Quoique j’aie un peu souffert du mal de mer, et des chaleurs de la zone torride, je n’en ai pas été cependant trop maltraité ; et si, pendant la première moitié de la traversée, ma santé a conservé une allure un peu incertaine, elle a éprouvé ensuite un mieux sensible qui se confirme de jour en jour, et qui me fait croire que Dieu veut que j’arrive bien portant à ma destination. Du reste : Melior est misericordia tua super vitas. Je ne pouvais faire ce voyage de Chine sans penser souvent à mon cher Louis ; j’aimais à le considérer marchant devant moi, et m’indiquant le chemin que je devais suivre. Hélas ! comme l’étoile qui guidait les Mages, il a disparu au milieu de la route… Oh ! de quelle grande joie ne me réjouirai-je pas, lorsque je le reverrai brillant d’une nouvelle clarté, et me montrant où est le divin roi Jésus ! [J’écris à mon père par la même occasion. J’ai écrit à Jacques par un autre navire ; s’il reçoit ma lettre plus tôt que celle-ci, je ne doute pas qu’il ne s’empresse de vous donner de mes nouvelles. J’espère que je recevrai des vôtres par la première lettre qui me viendra de France. Dans mon éloignement, ce ne sera pas une petite consolation pour moi d’apprendre que vous vous portez bien, et qu’après une vie aussi agitée qu’a été la vôtre, vous jouissez d’une tranquillité parfaite. Je sais que M. Gratacap fera tout son possible pour que vous ayez une vie agréable et heureuse.

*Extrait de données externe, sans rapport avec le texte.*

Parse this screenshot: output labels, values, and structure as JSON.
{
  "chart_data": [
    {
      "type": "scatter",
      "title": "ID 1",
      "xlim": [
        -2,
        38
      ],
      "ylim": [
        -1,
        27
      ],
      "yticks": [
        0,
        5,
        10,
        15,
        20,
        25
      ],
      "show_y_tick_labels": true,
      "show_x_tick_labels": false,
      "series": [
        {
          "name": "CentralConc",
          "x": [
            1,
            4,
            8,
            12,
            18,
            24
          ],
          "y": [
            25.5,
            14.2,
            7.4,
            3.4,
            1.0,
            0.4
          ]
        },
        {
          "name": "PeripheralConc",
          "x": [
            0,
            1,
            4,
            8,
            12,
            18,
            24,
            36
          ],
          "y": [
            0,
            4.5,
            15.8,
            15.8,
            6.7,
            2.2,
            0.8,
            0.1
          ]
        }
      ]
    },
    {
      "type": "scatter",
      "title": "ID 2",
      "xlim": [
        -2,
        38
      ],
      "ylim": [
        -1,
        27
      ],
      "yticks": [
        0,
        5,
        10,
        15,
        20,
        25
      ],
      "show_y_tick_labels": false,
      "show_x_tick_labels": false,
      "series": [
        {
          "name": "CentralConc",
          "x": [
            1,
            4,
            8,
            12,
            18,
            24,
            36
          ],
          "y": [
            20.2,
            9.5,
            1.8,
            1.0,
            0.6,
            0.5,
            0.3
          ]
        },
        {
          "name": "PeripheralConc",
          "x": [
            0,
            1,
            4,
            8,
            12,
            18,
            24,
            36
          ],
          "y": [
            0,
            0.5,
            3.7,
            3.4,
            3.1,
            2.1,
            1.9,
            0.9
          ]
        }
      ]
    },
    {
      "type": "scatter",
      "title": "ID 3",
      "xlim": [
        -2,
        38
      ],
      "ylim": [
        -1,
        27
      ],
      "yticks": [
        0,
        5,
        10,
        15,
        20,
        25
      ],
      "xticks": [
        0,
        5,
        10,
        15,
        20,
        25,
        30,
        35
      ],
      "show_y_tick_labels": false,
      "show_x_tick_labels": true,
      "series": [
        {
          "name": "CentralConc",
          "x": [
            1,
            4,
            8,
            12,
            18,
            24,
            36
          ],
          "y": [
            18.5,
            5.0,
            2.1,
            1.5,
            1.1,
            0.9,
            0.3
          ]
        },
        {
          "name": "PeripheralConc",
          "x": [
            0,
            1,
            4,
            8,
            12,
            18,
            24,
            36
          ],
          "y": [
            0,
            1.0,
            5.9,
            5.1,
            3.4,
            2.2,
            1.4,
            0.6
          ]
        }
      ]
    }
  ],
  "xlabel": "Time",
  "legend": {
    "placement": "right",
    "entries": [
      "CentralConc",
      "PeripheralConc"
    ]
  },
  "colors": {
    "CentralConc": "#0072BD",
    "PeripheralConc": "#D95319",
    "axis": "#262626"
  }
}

Je vous prie de vouloir bien lui assurer mes respectueuses amitiés, ainsi qu’à M. Capmeil, et de m’acquitter auprès de mes parents, connaissances et amis de Montauban, sur les prières desquels j’aime à compter, ainsi que sur les vôtres, en l’union desquelles, je suis, mon très cher oncle,
votre très attaché, respectueux et reconnaissant neuveu,
J.G. Perboyre i.p.c.m.
Collationné :
(signé) Etienne sup. Gén.
Pour la légalisation de signature de M. L’abbé Etienne apposée ci-contre :
Paris le 8 mars 1858
(signé) A. Surat, vic. gén.
Lettre 61. — Copie par le T.H.P. Etienne, légalisée, le 8 mars 1858. Archives de Rome — Photocopie aux archives, à Paris n° 49 bis.
- « Ils ont été témoins des œuvres du Seigneur, ils ont vu les merveilles qu’il opère dans les profonds abîmes de la mer. Le Seigneur parle, et la tempête survient ; les flots s’élèvent ; ils montent jusqu’aux cieux et descendent, dans les abîmes… ils ont crié vers le Seigneur dans la tribulation, et il les a délivrés de tous les dangers. Il a changé la tempête en un vent doux et les flots de la mer se sont tus. Alors ils se sont réjouis de ce que les flots s’étaient calmés, et il les a conduits au port, objet de leurs désirs. Que les miséricordes du Seigneur chantent ses louanges et annoncent ses merveilles aux enfants des hommes. » (Ps. CVI, 24-31).